Ishihara answered all of my three questions. I then asked if I could ask additional as only 30 minutes or so had passed. He was happy to do so. During the interview, some of the additional staff were coughing. I’m sure that this was nothing health-related was more a signal to tell Ishihara to stop talking in such a way.
Among the things we discussed that I remember now (and may not be in my book) were that Ishihara commented on how dull and boring he found the Japanese national anthem as he listened to it (I think the previous night) when it was played at a national football match. This was not something I was ever expecting him to say. I also remember us discussing his desire for Yokota Air Base to be returned from the US Air Force to Japan so it could be used as an additional airport (this discussion was long before I would go on to do research about the JL123 crash – JL123 had been offered the use of Yokota by the USAF). Ishihara was very against the US having military bases in Tokyo and Japan more widely and asked if I could imagine the US ever having such bases in the UK. I think I reacted as diplomatically as I could to his ignorance about there being such bases still in the UK.
Despite some of his comments (such as referring to China as “Shina” a couple of times), I never got the impression that he (as with Nakasone) was as dangerous a nationalist as many suggested.

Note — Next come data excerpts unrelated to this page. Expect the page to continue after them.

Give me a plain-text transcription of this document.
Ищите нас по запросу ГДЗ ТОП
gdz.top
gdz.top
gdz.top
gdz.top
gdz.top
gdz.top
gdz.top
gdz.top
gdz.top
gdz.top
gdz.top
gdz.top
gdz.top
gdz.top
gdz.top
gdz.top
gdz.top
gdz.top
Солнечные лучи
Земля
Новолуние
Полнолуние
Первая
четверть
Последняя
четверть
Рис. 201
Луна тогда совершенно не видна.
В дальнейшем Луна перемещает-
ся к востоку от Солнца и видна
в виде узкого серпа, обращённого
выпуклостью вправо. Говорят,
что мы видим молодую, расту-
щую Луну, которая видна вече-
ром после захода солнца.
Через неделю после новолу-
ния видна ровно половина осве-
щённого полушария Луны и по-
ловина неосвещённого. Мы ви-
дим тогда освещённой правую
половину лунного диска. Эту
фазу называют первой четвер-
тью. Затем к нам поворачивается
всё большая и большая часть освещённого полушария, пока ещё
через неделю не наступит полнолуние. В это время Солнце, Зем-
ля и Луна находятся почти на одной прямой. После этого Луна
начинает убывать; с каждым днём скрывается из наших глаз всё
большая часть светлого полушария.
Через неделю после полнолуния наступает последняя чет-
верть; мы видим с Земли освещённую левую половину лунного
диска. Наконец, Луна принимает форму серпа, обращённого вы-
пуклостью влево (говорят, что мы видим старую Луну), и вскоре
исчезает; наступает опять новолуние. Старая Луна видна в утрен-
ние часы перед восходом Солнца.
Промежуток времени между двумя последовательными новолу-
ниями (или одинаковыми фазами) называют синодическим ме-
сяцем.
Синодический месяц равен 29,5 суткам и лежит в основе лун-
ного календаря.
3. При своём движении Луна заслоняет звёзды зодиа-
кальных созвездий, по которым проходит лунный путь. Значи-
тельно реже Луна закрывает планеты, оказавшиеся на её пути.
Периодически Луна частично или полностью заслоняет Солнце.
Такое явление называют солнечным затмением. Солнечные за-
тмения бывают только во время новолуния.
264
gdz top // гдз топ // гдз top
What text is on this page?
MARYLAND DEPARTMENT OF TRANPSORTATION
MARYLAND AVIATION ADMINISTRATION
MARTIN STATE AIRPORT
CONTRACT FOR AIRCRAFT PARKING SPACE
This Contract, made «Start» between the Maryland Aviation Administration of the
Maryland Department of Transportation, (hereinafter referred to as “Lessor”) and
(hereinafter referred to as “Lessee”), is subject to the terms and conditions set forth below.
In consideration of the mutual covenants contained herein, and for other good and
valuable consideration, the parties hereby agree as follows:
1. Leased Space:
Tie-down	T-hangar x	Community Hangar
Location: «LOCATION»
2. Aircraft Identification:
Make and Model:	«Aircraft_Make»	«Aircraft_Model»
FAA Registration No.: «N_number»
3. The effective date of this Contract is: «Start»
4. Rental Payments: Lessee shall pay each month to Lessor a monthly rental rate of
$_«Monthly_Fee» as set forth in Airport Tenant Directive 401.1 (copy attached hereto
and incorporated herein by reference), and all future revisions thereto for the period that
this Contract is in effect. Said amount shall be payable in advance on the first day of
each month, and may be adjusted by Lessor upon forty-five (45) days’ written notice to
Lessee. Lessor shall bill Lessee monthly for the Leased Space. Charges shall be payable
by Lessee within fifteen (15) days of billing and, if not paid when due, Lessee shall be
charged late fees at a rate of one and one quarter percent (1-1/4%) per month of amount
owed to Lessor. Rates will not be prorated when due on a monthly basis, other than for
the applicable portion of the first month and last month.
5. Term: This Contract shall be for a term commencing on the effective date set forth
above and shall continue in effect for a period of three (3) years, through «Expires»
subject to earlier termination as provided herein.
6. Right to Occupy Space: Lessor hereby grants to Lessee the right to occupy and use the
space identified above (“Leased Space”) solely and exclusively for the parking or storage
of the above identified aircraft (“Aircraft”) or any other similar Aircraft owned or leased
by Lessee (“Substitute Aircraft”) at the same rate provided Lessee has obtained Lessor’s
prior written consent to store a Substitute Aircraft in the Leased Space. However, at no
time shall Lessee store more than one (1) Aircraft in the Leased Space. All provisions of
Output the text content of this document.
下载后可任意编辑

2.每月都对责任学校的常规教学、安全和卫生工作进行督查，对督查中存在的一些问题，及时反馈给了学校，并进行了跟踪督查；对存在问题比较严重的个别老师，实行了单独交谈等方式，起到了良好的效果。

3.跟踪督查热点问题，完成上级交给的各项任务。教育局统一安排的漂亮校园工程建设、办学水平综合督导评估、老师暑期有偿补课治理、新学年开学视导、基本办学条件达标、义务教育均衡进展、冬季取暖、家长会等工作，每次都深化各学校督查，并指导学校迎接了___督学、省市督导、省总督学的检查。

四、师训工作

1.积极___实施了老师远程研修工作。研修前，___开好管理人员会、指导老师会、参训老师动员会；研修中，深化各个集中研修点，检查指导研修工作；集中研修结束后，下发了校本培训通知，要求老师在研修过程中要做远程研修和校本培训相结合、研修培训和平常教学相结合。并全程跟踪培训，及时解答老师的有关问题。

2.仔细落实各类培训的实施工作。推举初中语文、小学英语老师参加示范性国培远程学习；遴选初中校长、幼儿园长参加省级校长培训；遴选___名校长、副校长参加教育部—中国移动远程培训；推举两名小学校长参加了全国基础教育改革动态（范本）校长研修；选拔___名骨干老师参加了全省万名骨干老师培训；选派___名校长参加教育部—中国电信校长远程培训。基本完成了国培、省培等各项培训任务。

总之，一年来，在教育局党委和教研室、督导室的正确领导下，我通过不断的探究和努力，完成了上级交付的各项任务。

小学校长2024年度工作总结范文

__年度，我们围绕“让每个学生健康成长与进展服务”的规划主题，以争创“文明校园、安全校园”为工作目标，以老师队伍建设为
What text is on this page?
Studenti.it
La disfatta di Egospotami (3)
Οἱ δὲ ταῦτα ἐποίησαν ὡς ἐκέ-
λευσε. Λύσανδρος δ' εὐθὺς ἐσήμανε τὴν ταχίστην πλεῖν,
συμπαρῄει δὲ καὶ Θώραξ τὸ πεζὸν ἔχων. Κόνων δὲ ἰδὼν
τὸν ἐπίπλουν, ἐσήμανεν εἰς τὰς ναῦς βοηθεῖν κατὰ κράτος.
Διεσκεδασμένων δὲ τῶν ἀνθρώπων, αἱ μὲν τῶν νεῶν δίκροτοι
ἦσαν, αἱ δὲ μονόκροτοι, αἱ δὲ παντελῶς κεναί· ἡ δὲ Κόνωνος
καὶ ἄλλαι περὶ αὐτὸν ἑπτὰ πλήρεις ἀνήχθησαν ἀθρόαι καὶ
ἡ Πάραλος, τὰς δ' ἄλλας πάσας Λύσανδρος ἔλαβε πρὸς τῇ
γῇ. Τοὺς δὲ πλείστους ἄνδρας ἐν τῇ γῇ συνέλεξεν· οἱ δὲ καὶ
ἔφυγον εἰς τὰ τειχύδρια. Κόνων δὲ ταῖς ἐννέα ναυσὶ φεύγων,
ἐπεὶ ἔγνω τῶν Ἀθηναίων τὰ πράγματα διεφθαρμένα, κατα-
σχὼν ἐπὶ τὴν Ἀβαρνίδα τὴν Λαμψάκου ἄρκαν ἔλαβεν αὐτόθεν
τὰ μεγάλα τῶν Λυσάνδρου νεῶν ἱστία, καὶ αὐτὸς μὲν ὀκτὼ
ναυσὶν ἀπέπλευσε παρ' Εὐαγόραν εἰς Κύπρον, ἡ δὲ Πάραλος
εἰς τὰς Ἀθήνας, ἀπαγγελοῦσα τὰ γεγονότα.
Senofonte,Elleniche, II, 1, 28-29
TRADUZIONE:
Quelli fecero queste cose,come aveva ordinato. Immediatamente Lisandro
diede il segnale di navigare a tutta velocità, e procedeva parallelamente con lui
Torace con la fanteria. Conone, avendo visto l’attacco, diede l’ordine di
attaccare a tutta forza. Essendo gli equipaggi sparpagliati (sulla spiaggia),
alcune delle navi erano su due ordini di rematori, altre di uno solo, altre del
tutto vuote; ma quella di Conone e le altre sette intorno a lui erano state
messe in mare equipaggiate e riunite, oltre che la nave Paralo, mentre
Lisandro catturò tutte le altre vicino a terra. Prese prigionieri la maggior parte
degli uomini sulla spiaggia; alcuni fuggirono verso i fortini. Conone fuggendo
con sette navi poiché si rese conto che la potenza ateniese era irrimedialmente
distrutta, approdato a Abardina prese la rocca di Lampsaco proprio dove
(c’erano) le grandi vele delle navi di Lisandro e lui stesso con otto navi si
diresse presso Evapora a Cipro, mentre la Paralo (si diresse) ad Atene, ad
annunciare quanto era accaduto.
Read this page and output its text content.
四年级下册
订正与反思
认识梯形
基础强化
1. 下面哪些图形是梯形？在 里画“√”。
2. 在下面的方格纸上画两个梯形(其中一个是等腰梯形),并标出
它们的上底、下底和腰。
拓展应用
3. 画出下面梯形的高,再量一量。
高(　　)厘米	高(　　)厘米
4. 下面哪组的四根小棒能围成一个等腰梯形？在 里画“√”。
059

Perhaps my judgement was clouded by the fact that I had more of sympathetic view to aspects of national pride than I went on to have, but I found his (and Nakasone’s) views quite refreshing once you got to talk in more depth. In reality the interview with Ishihara was more interesting compared to the ones I had with Nakasone since I already knew so much more about Nakasone’s views due to how much of his writings I had read.
Having completed all of my additional questions, and with there still being some time remaining, Ishihara then proceeded to interview me! This discussion including me explaining how I was looking for a full-time academic job, to which Ishihara said that he would be delighted to provide me with a reference letter. I thanked him for this, but never took him on the offer since I was not convinced that any university (where non-nationalist views tend to dominate) would welcome anyone with someone like Ishihara as one of their referees!